Merak edenler için hemen söyleyeyim. Çok iyi eğitim veren çok ciddi çalışan Edirne halkına hizmet veren sürücü kursunun birinde direksiyon öğretmenliği ve hafta sonları da“Üretici Kadınlar ve Antika Pazar” adlandırılan yerde 2. El kitaplar satıyorum.
Son yaptığım bu işlerde dikiş tuttur ucam gibi geliyor…
Kolay kolay işte beğenmez olduk hanii..
***
3 aya yakın bir süredir yaptığım direksiyon derslerim sırasında kullandığımız güzergâhlarda ve eğitim için ayrılan sahalarda çeşitli sorunlarla karşılaşıyoruz.

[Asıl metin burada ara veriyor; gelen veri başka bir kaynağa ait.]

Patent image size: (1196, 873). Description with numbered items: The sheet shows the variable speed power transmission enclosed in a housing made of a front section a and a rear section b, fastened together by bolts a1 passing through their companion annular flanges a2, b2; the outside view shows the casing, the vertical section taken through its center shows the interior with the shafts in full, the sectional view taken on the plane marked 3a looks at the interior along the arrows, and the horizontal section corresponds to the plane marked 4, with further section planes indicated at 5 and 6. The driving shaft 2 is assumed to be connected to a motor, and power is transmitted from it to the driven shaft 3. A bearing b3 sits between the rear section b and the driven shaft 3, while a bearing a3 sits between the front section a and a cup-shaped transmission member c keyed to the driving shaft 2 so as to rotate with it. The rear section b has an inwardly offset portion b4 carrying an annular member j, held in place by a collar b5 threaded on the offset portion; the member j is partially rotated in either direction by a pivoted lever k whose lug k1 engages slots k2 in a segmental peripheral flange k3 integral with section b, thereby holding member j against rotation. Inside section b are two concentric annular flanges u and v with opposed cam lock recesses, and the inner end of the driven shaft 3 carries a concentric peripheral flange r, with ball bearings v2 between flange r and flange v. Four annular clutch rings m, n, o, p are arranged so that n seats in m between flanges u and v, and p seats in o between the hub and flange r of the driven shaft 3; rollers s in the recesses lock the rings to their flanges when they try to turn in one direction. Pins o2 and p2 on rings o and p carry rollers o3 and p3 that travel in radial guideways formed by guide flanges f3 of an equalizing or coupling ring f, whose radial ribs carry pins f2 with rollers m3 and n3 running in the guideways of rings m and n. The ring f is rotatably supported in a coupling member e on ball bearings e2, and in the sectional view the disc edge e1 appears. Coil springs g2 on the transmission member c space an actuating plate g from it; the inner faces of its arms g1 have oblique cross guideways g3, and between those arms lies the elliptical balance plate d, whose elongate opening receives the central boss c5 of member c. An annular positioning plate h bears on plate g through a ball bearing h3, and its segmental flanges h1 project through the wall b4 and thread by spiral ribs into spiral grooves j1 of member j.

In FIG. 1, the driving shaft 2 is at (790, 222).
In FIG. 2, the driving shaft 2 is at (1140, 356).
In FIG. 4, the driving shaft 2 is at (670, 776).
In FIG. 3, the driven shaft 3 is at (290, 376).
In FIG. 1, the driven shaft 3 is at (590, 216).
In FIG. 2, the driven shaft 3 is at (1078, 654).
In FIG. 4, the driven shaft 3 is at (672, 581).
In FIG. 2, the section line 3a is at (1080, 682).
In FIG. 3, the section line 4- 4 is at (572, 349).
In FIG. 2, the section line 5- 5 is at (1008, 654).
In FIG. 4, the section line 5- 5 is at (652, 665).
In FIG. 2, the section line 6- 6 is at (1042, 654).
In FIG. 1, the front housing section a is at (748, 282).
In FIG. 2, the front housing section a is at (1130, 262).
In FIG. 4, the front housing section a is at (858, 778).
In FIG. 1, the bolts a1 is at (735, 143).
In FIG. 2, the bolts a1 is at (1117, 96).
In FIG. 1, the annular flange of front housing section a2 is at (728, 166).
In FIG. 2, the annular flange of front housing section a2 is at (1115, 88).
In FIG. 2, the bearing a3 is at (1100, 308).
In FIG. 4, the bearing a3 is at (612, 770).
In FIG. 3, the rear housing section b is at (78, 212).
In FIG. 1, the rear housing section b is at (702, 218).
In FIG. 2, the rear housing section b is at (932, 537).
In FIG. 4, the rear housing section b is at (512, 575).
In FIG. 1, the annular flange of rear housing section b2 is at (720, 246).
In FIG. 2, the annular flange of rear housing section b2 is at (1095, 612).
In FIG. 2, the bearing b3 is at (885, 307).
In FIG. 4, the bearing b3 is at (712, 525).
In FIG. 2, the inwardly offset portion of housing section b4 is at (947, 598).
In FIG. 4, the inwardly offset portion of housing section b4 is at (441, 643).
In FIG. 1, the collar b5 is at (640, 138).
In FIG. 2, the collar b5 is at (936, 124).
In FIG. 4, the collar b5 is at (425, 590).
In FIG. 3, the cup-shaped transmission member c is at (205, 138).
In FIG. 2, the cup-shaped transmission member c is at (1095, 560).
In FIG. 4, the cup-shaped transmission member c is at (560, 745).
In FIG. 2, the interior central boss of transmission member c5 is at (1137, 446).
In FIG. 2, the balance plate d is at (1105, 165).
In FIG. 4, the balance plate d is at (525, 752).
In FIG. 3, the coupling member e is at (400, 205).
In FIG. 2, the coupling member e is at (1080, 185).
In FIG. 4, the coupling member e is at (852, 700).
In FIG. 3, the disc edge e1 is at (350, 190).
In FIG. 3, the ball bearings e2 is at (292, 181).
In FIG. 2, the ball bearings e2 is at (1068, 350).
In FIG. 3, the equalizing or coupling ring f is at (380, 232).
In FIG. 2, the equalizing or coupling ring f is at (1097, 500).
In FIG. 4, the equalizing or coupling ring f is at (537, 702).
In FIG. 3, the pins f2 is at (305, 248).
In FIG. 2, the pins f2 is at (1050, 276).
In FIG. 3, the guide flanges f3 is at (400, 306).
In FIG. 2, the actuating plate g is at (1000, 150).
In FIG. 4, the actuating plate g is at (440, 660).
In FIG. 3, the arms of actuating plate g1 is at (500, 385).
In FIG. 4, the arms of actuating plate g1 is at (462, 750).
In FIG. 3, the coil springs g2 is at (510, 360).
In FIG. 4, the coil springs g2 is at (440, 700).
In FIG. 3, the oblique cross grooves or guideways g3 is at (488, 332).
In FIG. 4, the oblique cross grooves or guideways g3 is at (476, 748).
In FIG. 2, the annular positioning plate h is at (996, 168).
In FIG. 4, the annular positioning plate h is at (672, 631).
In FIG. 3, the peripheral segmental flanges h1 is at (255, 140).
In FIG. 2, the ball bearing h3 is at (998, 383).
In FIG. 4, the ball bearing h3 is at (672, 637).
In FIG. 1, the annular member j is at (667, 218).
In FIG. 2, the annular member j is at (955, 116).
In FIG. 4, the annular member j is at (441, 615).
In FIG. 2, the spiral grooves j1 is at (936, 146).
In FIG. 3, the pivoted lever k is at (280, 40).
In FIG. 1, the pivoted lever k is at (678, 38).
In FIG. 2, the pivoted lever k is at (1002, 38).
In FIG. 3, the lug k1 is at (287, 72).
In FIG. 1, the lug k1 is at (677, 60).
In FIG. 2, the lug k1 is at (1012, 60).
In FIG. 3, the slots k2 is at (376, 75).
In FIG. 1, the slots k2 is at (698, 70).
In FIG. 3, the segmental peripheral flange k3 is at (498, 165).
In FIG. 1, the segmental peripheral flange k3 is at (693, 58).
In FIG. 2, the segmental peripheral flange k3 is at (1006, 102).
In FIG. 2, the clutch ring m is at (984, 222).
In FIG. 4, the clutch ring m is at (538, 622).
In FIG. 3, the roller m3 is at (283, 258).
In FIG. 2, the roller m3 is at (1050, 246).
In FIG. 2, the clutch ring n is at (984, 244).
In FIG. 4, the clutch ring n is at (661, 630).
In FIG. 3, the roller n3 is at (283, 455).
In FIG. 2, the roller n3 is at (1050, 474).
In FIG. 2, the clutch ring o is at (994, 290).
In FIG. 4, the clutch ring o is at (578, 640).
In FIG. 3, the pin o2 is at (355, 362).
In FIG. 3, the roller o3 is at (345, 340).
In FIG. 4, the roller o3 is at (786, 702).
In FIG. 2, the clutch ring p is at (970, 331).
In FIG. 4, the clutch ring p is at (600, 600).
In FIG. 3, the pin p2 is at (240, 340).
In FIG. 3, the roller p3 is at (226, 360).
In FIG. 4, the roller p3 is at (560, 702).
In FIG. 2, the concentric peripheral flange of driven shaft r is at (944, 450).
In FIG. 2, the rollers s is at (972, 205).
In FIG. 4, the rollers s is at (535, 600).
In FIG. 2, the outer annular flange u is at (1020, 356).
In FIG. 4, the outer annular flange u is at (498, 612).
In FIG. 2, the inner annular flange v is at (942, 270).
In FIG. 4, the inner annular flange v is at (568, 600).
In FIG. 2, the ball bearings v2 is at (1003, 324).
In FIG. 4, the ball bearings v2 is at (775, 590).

Yazımızın başlığına gelirsek; bazı insanlar var ki, toplumsal sorunlardan konu açıldığında "eğitim şart" yorumunu yapıştırmaktan kendilerini alamıyorlar.
Öyle de beter bir klişe.
Komiklik olsun, şaka olsun diye değil, ciddi ciddi söyleniyor, ciddi ciddi inanılıyor.
Bu söylemle alakalı olan tarafların her ikisini de bir türlü anlayamıyorum.